Malgré les chiffres astronomiques impliqués, la réaction du marché a été notablement modérée. Le cours de l’action d’Alphabet n’a enregistré qu’une modeste augmentation de 1,4 % depuis l’ouverture du marché, suggérant que les investisseurs considèrent largement l’offre avec scepticisme plutôt que comme une menace réelle pour la domination du navigateur de Google. Au-delà de cette transaction spécifique, le mouvement de Perplexity met en lumière une tendance plus large : les entreprises d’IA perçoivent de plus en plus l’infrastructure technologique traditionnelle, en particulier les navigateurs, comme des points de contrôle critiques pour la prochaine évolution de la “recherche agencielle” — où l’IA agit plus autonomement au nom d’un utilisateur — et de la publicité en ligne.

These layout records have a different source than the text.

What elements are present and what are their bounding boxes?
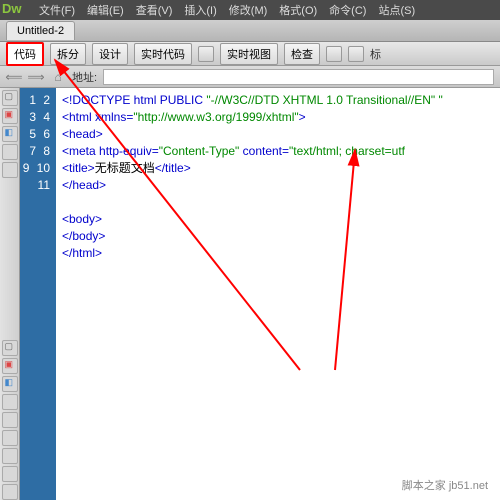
- menu-modify[interactable]: 修改(M): [225, 2, 272, 18]
- code-tool-panel: [0, 88, 20, 500]
- nav-back-icon[interactable]: ⟸: [6, 69, 22, 85]
- address-input[interactable]: [103, 69, 494, 85]
- design-view-button[interactable]: 设计: [92, 43, 128, 65]
- toolbar-label-right: 标: [370, 46, 381, 62]
- tool-icon[interactable]: [2, 358, 18, 374]
- menu-site[interactable]: 站点(S): [374, 2, 419, 18]
- tool-icon[interactable]: [2, 144, 18, 160]
- tool-icon[interactable]: [2, 412, 18, 428]
- tool-icon[interactable]: [2, 466, 18, 482]
- tool-icon[interactable]: [2, 448, 18, 464]
- menu-edit[interactable]: 编辑(E): [83, 2, 128, 18]
- menu-format[interactable]: 格式(O): [275, 2, 321, 18]
- toolbar-icon-2[interactable]: [326, 46, 342, 62]
- view-toolbar: 代码 拆分 设计 实时代码 实时视图 检查 标: [0, 42, 500, 66]
- menu-view[interactable]: 查看(V): [132, 2, 177, 18]
- split-view-button[interactable]: 拆分: [50, 43, 86, 65]
- app-logo: Dw: [2, 1, 22, 16]
- tool-icon[interactable]: [2, 162, 18, 178]
- document-tab-bar: Untitled-2: [0, 20, 500, 42]
- tool-icon[interactable]: [2, 430, 18, 446]
- tool-icon[interactable]: [2, 340, 18, 356]
- address-label: 地址:: [72, 69, 97, 85]
- code-view-button[interactable]: 代码: [6, 42, 44, 66]
- tool-icon[interactable]: [2, 394, 18, 410]
- document-tab[interactable]: Untitled-2: [6, 21, 75, 40]
- nav-forward-icon[interactable]: ⟹: [28, 69, 44, 85]
- live-code-button[interactable]: 实时代码: [134, 43, 192, 65]
- tool-icon[interactable]: [2, 376, 18, 392]
- menu-bar: 文件(F) 编辑(E) 查看(V) 插入(I) 修改(M) 格式(O) 命令(C…: [0, 0, 500, 20]
- menu-insert[interactable]: 插入(I): [180, 2, 220, 18]
- toolbar-icon-3[interactable]: [348, 46, 364, 62]
- main-area: 1 2 3 4 5 6 7 8 9 10 11 <!DOCTYPE html P…: [0, 88, 500, 500]
- inspect-button[interactable]: 检查: [284, 43, 320, 65]
- toolbar-icon-1[interactable]: [198, 46, 214, 62]
- tool-icon[interactable]: [2, 126, 18, 142]
- nav-home-icon[interactable]: ⌂: [50, 69, 66, 85]
- tool-icon[interactable]: [2, 484, 18, 500]
- code-editor[interactable]: <!DOCTYPE html PUBLIC "-//W3C//DTD XHTML…: [56, 88, 500, 500]
- live-view-button[interactable]: 实时视图: [220, 43, 278, 65]
- tool-icon[interactable]: [2, 90, 18, 106]
- menu-command[interactable]: 命令(C): [325, 2, 370, 18]
- line-number-gutter: 1 2 3 4 5 6 7 8 9 10 11: [20, 88, 56, 500]
- address-bar: ⟸ ⟹ ⌂ 地址:: [0, 66, 500, 88]
- tool-icon[interactable]: [2, 108, 18, 124]
- watermark: 脚本之家 jb51.net: [398, 476, 492, 494]
- menu-file[interactable]: 文件(F): [35, 2, 79, 18]
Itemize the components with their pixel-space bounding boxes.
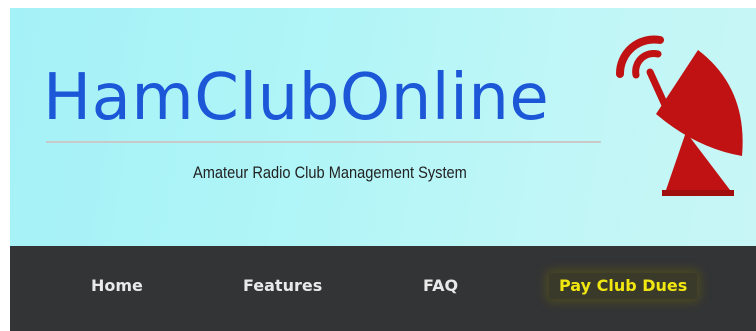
nav-item-pay-club-dues[interactable]: Pay Club Dues bbox=[549, 273, 698, 299]
logo-divider bbox=[46, 141, 601, 143]
nav-item-features[interactable]: Features bbox=[243, 273, 322, 299]
site-logo-text[interactable]: HamClubOnline bbox=[43, 66, 549, 130]
satellite-dish-icon bbox=[615, 35, 743, 196]
header-banner: HamClubOnline Amateur Radio Club Managem… bbox=[10, 8, 756, 246]
main-nav: Home Features FAQ Pay Club Dues bbox=[10, 246, 756, 331]
site-tagline: Amateur Radio Club Management System bbox=[193, 163, 467, 182]
nav-item-home[interactable]: Home bbox=[91, 273, 143, 299]
page: HamClubOnline Amateur Radio Club Managem… bbox=[0, 0, 756, 331]
nav-item-faq[interactable]: FAQ bbox=[423, 273, 458, 299]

En fin de compte, l’analyse de l’industrie suggère qu’il est hautement improbable que Google se désinvestisse de Chrome, faisant de l’offre de Perplexity davantage une manœuvre de relations publiques sophistiquée qu’un accord viable. Néanmoins, l’offre atteint plusieurs objectifs stratégiques au-delà de son intention déclarée : elle génère une couverture médiatique significative, positionne Perplexity comme un concurrent sérieux de Google, et signale subtilement son soutien financier pour de futures entreprises ambitieuses. Qu’il s’agisse d’une véritable stratégie ou d’un spectacle soigneusement orchestré, l’offre éclaire indéniablement le paysage évolutif de la concurrence en matière d’IA, où le contrôle des points d’accès des utilisateurs pourrait bien déterminer les vainqueurs de la prochaine phase de la transformation numérique. Pour l’instant, Perplexity a certainement capté l’attention qu’elle recherchait sur un marché de l’IA de plus en plus encombré.